Use AcousPlan's calculator to check compliance against multiple criteria simultaneously — enter octave-band measurements and the platform computes NC, NR, and RC(M) values alongside the ASHRAE target for the selected room type.

Practical Measurement Protocol

To correctly evaluate background noise against all three criteria, the measurement must capture the full octave-band spectrum at the design condition:

1. Measurement positions: Minimum 3 positions per space — one at each quarter-point of the room length, at seated head height (1.2 m above floor for offices, 0.6 m for bedrooms). Average across positions.

2. HVAC operating condition: Measure at full cooling load with all air handling units, fan coil units, and variable air volume boxes at their design operating condition. Also measure at minimum load — the noise character often shifts between maximum and minimum flow, and the minimum-load condition may generate more problematic low-frequency tones as variable speed drives hunt.

3. Background exclusion: Verify that the measurement is not contaminated by external noise (traffic, HVAC outdoor units, nearby plant) by measuring with all building systems off. If the "all off" condition is above 35 dBA, external noise is a significant contributor and must be addressed separately.

4. Frequency range: Measure at octave bands from 31.5 Hz to 8000 Hz, not 63 Hz to 4000 Hz. The 31.5 Hz band is relevant for vibration assessment; the 8000 Hz band is relevant for hissy character detection.

5. Duration: Minimum Leq 30 seconds per measurement position to average out transient HVAC cycling.

Common Specification Errors

Error 1: Specifying NC only without a maximum octave band level at 63 Hz. Fix: Add "63 Hz octave band SPL ≤ 50 dB" to the NC criterion specification. This catches rumbly HVAC systems regardless of their NC rating.

Error 2: Using dBAeq alone as the mechanical acoustic criterion. Fix: Supplement dBAeq with NC or RC(M) criteria. dBAeq is an energy average that de-emphasises low frequencies by 26 dB at 63 Hz (A-weighting curve). A space with 60 dB at 63 Hz contributes only approximately 34 dBA to the A-weighted level — a heavy bass condition that sounds unacceptable reads as modest on the A-weighted meter.
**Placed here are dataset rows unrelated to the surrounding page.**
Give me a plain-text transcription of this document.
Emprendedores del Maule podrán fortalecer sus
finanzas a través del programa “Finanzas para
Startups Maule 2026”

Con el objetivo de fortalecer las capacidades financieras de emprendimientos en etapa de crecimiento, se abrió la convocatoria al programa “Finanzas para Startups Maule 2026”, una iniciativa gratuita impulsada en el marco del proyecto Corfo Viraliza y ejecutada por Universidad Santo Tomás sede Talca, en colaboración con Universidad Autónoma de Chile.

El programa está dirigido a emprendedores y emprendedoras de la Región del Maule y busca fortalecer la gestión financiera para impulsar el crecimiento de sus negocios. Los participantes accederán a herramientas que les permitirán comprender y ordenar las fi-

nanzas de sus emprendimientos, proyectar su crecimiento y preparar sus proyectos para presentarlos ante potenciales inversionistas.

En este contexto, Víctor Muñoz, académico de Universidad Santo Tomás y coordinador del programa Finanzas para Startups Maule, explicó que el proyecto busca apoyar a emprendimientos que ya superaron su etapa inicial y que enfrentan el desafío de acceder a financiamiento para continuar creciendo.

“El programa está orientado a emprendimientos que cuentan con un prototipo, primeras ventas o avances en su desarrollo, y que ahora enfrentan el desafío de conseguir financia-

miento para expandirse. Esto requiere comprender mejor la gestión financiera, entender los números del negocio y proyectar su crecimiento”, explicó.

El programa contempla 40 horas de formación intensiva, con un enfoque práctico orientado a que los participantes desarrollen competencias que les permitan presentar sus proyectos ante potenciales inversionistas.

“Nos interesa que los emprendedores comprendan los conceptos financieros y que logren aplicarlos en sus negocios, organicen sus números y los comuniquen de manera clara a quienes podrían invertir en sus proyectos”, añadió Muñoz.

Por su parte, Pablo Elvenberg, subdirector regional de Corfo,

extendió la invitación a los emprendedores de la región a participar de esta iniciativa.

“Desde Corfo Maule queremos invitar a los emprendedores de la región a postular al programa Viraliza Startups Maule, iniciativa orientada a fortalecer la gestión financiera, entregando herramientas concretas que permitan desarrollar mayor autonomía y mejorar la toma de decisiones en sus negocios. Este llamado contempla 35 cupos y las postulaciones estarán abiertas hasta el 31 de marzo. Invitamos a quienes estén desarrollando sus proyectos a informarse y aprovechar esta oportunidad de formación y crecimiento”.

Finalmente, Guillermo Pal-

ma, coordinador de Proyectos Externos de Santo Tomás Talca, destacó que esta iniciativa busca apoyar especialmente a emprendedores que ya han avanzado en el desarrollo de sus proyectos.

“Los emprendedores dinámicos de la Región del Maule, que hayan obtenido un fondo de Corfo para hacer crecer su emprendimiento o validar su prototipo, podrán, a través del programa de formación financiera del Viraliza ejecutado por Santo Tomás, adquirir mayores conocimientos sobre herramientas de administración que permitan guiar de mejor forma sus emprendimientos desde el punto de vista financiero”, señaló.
Error 3: Measuring at single occupancy condition. Fix: Measure at multiple HVAC operating states: maximum cooling load, minimum load, and heating mode if applicable. Fan noise character changes substantially with fan speed.

Error 4: Not checking for tonal components. NC, RC, and NCY all evaluate broadband octave-band levels. A discrete tone (e.g., fan blade pass frequency, compressor hum, transformer buzz) at 47 Hz that falls within the 31.5 Hz or 63 Hz octave band may be the dominant annoyance source while contributing only modestly to the overall octave-band level. A narrow-band (FFT) measurement is needed to identify tonal components, and tonal adjustments (typically +5 dB penalty) must be applied before the NC/RC assessment.

Summary

NC is the most widely used criterion for HVAC background noise in buildings. It is also the most likely to produce a specification that passes measurement and still generates occupant complaints — because it is relatively tolerant of low-frequency energy and provides no information about spectral character.

RC Mark II is the correct tool for quality assessment of completed HVAC systems in quality-sensitive spaces. It identifies the rumbly/hissy character that explains complaints in NC-compliant rooms. NCY provides a simpler low-frequency check that catches the most common failure mode — heavy 63–125 Hz energy — without the full RC Mark II procedure.

The decision framework is straightforward:

  • Design phase: specify NC for budget and contract purposes, plus RC(M) ≤ [value] N (neutral) for quality
  • Post-installation: measure both NC and RC Mark II; if QAI > 5, investigate source before handover
  • Complaint investigation: always compute RC Mark II and NCY; NC alone will frequently mislead you
The rumbly office at the start of this article was NC 42 — slightly above target, but the character was strongly Rumbly (QAI > 10 dB). Reducing the 63 Hz level by 6 dB (duct lining on the nearest supply trunk) brought both the NC to 38 and the QAI below 5 — and eliminated the complaints. NC never identified the problem. RC Mark II did.